C. Croley's Motion for Judgment of Acquittal Based on the Evidence
Croley last argued during her oral motion for judgment of acquittal that there was insufficient evidence for a trier of fact to find that Count Three was violated as alleged. The Court does not agree. As stated above, the jury was instructed that in order to find Croley guilty for falsely stating Aaron Parrish struck her or to find Croley guilty of omitting Wiley Griffin's name, Croley's guilt must be determined by the evidence beyond a reasonable doubt. During trial, an audio recording was played where Croley said she was in a position to see anyone who hit Mr. Parrish when the deputies took him to the ground. Chip Nix and Robbie Webb testified that they saw Wiley Griffin, IV strike Aaron Parrish. Witnesses Brooke Brown, Vincent Edmonds, Brenda Stogner, and Parrish described Wiley Griffin, IV's involvement during the Bike Fest incident as well. Considering the evidence as a whole and after drawing all reasonable inferences supported by the evidence in favor of the government, the Court finds sufficient evidence for a rational jury to find that Croley intentionally omitted Wiley Griffin, IV from her reports and/or falsely stated that a civilian witnessed Aaron Parrish strike Croley.

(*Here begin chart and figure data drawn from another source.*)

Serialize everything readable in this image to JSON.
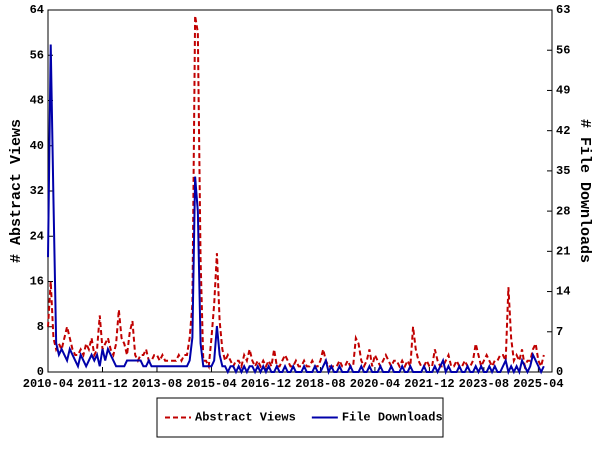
{
  "chart_data": {
    "type": "line",
    "x": [
      "2010-04",
      "2010-05",
      "2010-06",
      "2010-07",
      "2010-08",
      "2010-09",
      "2010-10",
      "2010-11",
      "2010-12",
      "2011-01",
      "2011-02",
      "2011-03",
      "2011-04",
      "2011-05",
      "2011-06",
      "2011-07",
      "2011-08",
      "2011-09",
      "2011-10",
      "2011-11",
      "2011-12",
      "2012-01",
      "2012-02",
      "2012-03",
      "2012-04",
      "2012-05",
      "2012-06",
      "2012-07",
      "2012-08",
      "2012-09",
      "2012-10",
      "2012-11",
      "2012-12",
      "2013-01",
      "2013-02",
      "2013-03",
      "2013-04",
      "2013-05",
      "2013-06",
      "2013-07",
      "2013-08",
      "2013-09",
      "2013-10",
      "2013-11",
      "2013-12",
      "2014-01",
      "2014-02",
      "2014-03",
      "2014-04",
      "2014-05",
      "2014-06",
      "2014-07",
      "2014-08",
      "2014-09",
      "2014-10",
      "2014-11",
      "2014-12",
      "2015-01",
      "2015-02",
      "2015-03",
      "2015-04",
      "2015-05",
      "2015-06",
      "2015-07",
      "2015-08",
      "2015-09",
      "2015-10",
      "2015-11",
      "2015-12",
      "2016-01",
      "2016-02",
      "2016-03",
      "2016-04",
      "2016-05",
      "2016-06",
      "2016-07",
      "2016-08",
      "2016-09",
      "2016-10",
      "2016-11",
      "2016-12",
      "2017-01",
      "2017-02",
      "2017-03",
      "2017-04",
      "2017-05",
      "2017-06",
      "2017-07",
      "2017-08",
      "2017-09",
      "2017-10",
      "2017-11",
      "2017-12",
      "2018-01",
      "2018-02",
      "2018-03",
      "2018-04",
      "2018-05",
      "2018-06",
      "2018-07",
      "2018-08",
      "2018-09",
      "2018-10",
      "2018-11",
      "2018-12",
      "2019-01",
      "2019-02",
      "2019-03",
      "2019-04",
      "2019-05",
      "2019-06",
      "2019-07",
      "2019-08",
      "2019-09",
      "2019-10",
      "2019-11",
      "2019-12",
      "2020-01",
      "2020-02",
      "2020-03",
      "2020-04",
      "2020-05",
      "2020-06",
      "2020-07",
      "2020-08",
      "2020-09",
      "2020-10",
      "2020-11",
      "2020-12",
      "2021-01",
      "2021-02",
      "2021-03",
      "2021-04",
      "2021-05",
      "2021-06",
      "2021-07",
      "2021-08",
      "2021-09",
      "2021-10",
      "2021-11",
      "2021-12",
      "2022-01",
      "2022-02",
      "2022-03",
      "2022-04",
      "2022-05",
      "2022-06",
      "2022-07",
      "2022-08",
      "2022-09",
      "2022-10",
      "2022-11",
      "2022-12",
      "2023-01",
      "2023-02",
      "2023-03",
      "2023-04",
      "2023-05",
      "2023-06",
      "2023-07",
      "2023-08",
      "2023-09",
      "2023-10",
      "2023-11",
      "2023-12",
      "2024-01",
      "2024-02",
      "2024-03",
      "2024-04",
      "2024-05",
      "2024-06",
      "2024-07",
      "2024-08",
      "2024-09",
      "2024-10",
      "2024-11",
      "2024-12",
      "2025-01",
      "2025-02",
      "2025-03",
      "2025-04",
      "2025-05",
      "2025-06"
    ],
    "series": [
      {
        "name": "Abstract Views",
        "color": "#c00000",
        "dashed": true,
        "values": [
          8,
          16,
          6,
          4,
          5,
          4,
          6,
          8,
          6,
          4,
          3,
          3,
          4,
          3,
          5,
          4,
          6,
          3,
          4,
          10,
          4,
          5,
          6,
          4,
          3,
          5,
          11,
          6,
          5,
          3,
          7,
          9,
          3,
          2,
          3,
          3,
          4,
          2,
          2,
          3,
          3,
          2,
          3,
          2,
          2,
          2,
          2,
          2,
          3,
          2,
          3,
          3,
          6,
          12,
          63,
          60,
          20,
          2,
          2,
          1,
          6,
          12,
          21,
          9,
          4,
          2,
          3,
          2,
          1,
          2,
          2,
          1,
          3,
          2,
          4,
          2,
          1,
          2,
          1,
          2,
          1,
          2,
          1,
          4,
          1,
          1,
          2,
          3,
          2,
          1,
          1,
          2,
          1,
          1,
          2,
          1,
          1,
          2,
          1,
          1,
          2,
          4,
          2,
          1,
          1,
          1,
          1,
          2,
          1,
          1,
          2,
          1,
          1,
          6,
          5,
          2,
          1,
          2,
          4,
          1,
          3,
          2,
          1,
          2,
          3,
          2,
          1,
          2,
          2,
          1,
          2,
          1,
          2,
          1,
          8,
          4,
          2,
          1,
          1,
          2,
          1,
          1,
          4,
          2,
          1,
          1,
          2,
          3,
          1,
          1,
          2,
          1,
          1,
          2,
          1,
          1,
          2,
          5,
          3,
          1,
          2,
          3,
          2,
          1,
          2,
          2,
          3,
          3,
          2,
          15,
          6,
          2,
          3,
          2,
          4,
          1,
          2,
          2,
          4,
          5,
          2,
          1,
          3
        ]
      },
      {
        "name": "File Downloads",
        "color": "#0000aa",
        "dashed": false,
        "axis": "y2",
        "values": [
          20,
          57,
          30,
          5,
          3,
          4,
          3,
          2,
          4,
          3,
          2,
          1,
          3,
          2,
          1,
          2,
          3,
          2,
          3,
          1,
          4,
          2,
          4,
          3,
          2,
          1,
          1,
          1,
          1,
          2,
          2,
          2,
          2,
          2,
          2,
          1,
          1,
          2,
          1,
          1,
          1,
          1,
          1,
          1,
          1,
          1,
          1,
          1,
          1,
          1,
          1,
          1,
          2,
          6,
          34,
          28,
          5,
          1,
          1,
          1,
          1,
          2,
          8,
          3,
          1,
          1,
          0,
          1,
          1,
          0,
          1,
          0,
          1,
          0,
          1,
          1,
          0,
          1,
          0,
          1,
          0,
          1,
          0,
          0,
          1,
          0,
          0,
          1,
          0,
          0,
          1,
          0,
          0,
          0,
          1,
          0,
          0,
          0,
          1,
          0,
          0,
          1,
          2,
          0,
          1,
          0,
          0,
          1,
          0,
          0,
          0,
          1,
          0,
          0,
          0,
          1,
          0,
          0,
          1,
          0,
          0,
          0,
          1,
          0,
          0,
          0,
          1,
          0,
          0,
          0,
          1,
          0,
          0,
          1,
          0,
          0,
          0,
          0,
          1,
          0,
          0,
          0,
          1,
          0,
          1,
          2,
          0,
          1,
          0,
          0,
          0,
          1,
          0,
          0,
          1,
          0,
          0,
          1,
          0,
          1,
          0,
          0,
          1,
          0,
          1,
          0,
          0,
          1,
          2,
          0,
          1,
          0,
          1,
          0,
          2,
          1,
          0,
          1,
          3,
          2,
          1,
          0,
          1
        ]
      }
    ],
    "ylabel": "# Abstract Views",
    "y2label": "# File Downloads",
    "xlim": [
      "2010-04",
      "2025-09"
    ],
    "xticks": [
      "2010-04",
      "2011-12",
      "2013-08",
      "2015-04",
      "2016-12",
      "2018-08",
      "2020-04",
      "2021-12",
      "2023-08",
      "2025-04"
    ],
    "ylim": [
      0,
      64
    ],
    "yticks": [
      0,
      8,
      16,
      24,
      32,
      40,
      48,
      56,
      64
    ],
    "y2lim": [
      0,
      63
    ],
    "y2ticks": [
      0,
      7,
      14,
      21,
      28,
      35,
      42,
      49,
      56,
      63
    ],
    "legend": "bottom"
  }
}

Relying essentially on the same evidence as discussed by the Court in the discussion of Count Two above, a rational jury could also find the exclusion and/or concealment of McIntyre's account of the incident intentional as well. McIntyre's statement to Croley claimed Green, not Parrish, hit Croley in the chest. Nevertheless, McIntyre's written statement was omitted by Croley in her disclosure to the District Attorney. Nothing presented during the Defendant's case-in-chief changes the Court's view that a rational trier could find beyond a reasonable doubt Croley guilty of allegations in Count Three. Based on the evidence as a whole, taking into account all the Government's evidence, the circumstances as shown by the evidence and all reasonable inferences shown by the evidence, the Court finds there was sufficient evidence to establish Defendant guilty of Count Three as alleged beyond a reasonable doubt. Croley's motion for judgment of acquittal based on the evidentiary record is denied.
CONCLUSION
For the aforementioned reasons along with the reasons stated in the Court's Orders addressing Defendants Kines and Umbach's motions (Docs. 251, 253) as applied to Croley, Croley's Motion for Judgment of Acquittal and Motion for New Trial are DENIED.
SO ORDERED, this 14th day of March, 2016.